It's a family affair
Israeli society accepts the improper conduct of its leaders as long as it is not translated into formal indictments. The public does not impose social sanctions on them and does not exact moral demands of men who appear to be the cause of their sons' entanglement in wrongdoings.
The Talmud tells us that Rabbi Tarfon's mother went for a stroll in her backyard when her shoes came undone. "Rabbi Tarfon walked up to her and placed his hands under her feet, and she walked on his hands all the way to her bed." This is how much he respected the commandment of honoring thy mother and father.
However, it is doubtful if these days the rabbi could emulate the enthusiasm of children of public figures in taking responsibility and even facing charges for criminal actions attributed to their parents.
Meir Amar, the son of Chief Rabbi Shlomo Amar, did the dirty work required to keep his sister's suitor away from her, by force. He was so devoted to the task that he is suspected of being involved in criminal acts. So is the rabbi's wife. The two are now expected to face prosecution, as the police recommend. The chief rabbi, on the other hand, emerged squeaky clean from the investigation - he did not know, did not see and did not hear what was going on in his own home. That's how it is when the family protects its loved one and stands as a buffer between him and the nonsense of this world.
A similar thing happened in Ariel Sharon's family. Sons Gilad and Omri took responsibility for suspicious conduct also attributed to their father. According to their versions, he did not deal with allegedly improper fund-raising for his Likud primaries campaign, nor was he involved in the circular deal intended to reverse this money flow. He was also not involved at all in the ties between his son Gilad and businessman David Appel, which resulted in the son's pocketing huge sums in what was dubbed the Greek island affair.

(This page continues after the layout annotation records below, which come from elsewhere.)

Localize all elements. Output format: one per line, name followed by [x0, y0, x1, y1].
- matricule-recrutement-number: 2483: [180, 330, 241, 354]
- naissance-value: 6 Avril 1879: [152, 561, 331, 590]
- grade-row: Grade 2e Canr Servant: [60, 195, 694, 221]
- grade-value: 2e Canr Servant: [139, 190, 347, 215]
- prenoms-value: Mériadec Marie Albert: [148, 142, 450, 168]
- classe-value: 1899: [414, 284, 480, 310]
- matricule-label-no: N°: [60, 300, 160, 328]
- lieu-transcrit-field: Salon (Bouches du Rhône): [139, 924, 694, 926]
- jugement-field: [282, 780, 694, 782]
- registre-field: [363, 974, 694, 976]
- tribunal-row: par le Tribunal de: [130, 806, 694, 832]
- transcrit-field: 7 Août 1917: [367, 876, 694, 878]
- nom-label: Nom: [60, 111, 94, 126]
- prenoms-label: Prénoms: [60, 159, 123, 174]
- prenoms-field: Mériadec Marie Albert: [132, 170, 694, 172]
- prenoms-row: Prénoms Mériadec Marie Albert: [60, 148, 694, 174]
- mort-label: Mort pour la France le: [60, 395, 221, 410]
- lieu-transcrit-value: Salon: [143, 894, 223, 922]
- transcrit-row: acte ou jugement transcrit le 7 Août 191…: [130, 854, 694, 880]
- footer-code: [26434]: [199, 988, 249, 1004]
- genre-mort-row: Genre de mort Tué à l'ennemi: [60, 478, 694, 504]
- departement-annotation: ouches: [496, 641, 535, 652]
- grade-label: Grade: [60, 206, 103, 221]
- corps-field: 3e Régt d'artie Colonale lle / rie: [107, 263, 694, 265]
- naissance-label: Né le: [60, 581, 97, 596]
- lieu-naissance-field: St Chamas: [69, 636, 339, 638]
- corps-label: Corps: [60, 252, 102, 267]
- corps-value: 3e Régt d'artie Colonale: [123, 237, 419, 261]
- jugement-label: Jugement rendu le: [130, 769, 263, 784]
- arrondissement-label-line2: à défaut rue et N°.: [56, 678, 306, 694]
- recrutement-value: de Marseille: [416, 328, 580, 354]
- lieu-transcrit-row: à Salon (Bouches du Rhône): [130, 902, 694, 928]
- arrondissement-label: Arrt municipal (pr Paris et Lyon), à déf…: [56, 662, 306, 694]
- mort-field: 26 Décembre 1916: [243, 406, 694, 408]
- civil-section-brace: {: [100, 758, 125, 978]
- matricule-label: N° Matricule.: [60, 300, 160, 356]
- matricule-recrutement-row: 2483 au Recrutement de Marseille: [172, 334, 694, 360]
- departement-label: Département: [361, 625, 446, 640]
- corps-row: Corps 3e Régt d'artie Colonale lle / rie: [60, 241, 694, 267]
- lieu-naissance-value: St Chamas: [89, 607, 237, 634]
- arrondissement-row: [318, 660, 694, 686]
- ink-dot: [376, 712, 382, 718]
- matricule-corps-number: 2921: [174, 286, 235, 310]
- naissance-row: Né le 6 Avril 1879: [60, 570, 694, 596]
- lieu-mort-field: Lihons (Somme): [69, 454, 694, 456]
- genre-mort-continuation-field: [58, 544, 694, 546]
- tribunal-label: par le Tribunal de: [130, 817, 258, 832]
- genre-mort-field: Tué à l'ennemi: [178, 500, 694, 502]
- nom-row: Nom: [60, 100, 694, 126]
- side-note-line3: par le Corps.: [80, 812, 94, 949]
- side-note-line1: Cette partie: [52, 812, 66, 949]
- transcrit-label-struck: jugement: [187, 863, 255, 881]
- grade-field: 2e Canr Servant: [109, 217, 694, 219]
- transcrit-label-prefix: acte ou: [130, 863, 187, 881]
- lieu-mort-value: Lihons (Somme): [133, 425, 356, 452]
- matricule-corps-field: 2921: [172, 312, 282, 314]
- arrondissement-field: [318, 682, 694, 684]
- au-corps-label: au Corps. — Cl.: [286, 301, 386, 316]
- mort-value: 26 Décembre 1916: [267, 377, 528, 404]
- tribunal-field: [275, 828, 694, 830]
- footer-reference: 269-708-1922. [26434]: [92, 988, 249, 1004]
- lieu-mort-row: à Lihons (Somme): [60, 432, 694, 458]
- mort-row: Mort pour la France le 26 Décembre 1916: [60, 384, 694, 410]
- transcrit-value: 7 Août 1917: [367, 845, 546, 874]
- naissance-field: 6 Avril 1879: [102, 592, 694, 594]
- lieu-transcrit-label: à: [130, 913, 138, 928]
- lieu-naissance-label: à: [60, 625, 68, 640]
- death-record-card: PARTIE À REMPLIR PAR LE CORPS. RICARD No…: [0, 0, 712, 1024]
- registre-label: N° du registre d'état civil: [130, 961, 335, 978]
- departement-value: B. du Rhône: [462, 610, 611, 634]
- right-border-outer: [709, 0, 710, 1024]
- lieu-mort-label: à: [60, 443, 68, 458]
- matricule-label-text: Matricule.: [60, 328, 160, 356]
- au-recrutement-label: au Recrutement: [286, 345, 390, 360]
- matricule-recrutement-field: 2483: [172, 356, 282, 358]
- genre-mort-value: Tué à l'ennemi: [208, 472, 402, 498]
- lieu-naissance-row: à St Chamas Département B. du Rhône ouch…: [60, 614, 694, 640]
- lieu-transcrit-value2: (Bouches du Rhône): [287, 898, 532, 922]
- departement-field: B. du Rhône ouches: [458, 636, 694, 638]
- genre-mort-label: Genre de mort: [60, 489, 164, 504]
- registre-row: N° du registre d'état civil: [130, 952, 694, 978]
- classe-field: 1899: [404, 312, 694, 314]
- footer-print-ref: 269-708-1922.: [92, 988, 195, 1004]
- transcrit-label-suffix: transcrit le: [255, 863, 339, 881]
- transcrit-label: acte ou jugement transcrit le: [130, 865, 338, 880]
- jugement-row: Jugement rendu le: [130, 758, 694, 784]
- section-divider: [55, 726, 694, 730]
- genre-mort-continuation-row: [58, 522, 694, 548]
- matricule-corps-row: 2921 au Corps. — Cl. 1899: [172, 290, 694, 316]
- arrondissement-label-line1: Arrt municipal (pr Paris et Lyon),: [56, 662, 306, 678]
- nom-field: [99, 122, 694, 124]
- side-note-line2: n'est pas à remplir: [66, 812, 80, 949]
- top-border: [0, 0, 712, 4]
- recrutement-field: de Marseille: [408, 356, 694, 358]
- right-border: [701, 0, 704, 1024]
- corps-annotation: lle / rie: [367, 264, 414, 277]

We are expected to believe that in this closely knit family, with a son living on his father's ranch, there is a complete severance among the members when it comes to deals that the police are investigating. After all, the attorney general ruled that there is insufficient evidence to indict any member of the Sharon family on suspicions regarding the Greek island affair. As for allegations of improper election funding, he ruled that the son Omri is the sole defendant.
What a delightful spectacle: This is indeed an extreme case of honoring parents. The children of public figures stand like a defensive wall to shield their parents from the fear of the law. This seemingly noble behavior meets with no criticism although everyone knows what's happening. As soon as the formal suspicion is removed, the public figures may continue serving in their lofty positions as though nothing happened.
In this, as in other instances, Israeli society accepts the improper conduct of its leaders as long as it is not translated into formal indictments. The public does not impose social sanctions on them and does not exact moral demands of men who appear to be the cause of their sons' entanglement in wrongdoings.
There once was an Israeli prime minister whose wife was caught holding a forbidden account in an overseas bank. He stepped forward and announced his resignation, although the account was on his wife's name and no one attributed the offense to him. Yitzhak Rabin acted in the spirit of Prophet Ezekiel's prophecy: "The son shall not bear the iniquity of the father, neither shall the father bear the iniquity of the son" (Ezekiel 18:20). Israel's incumbent leaders do not appear to be waiting for this prophecy to come true.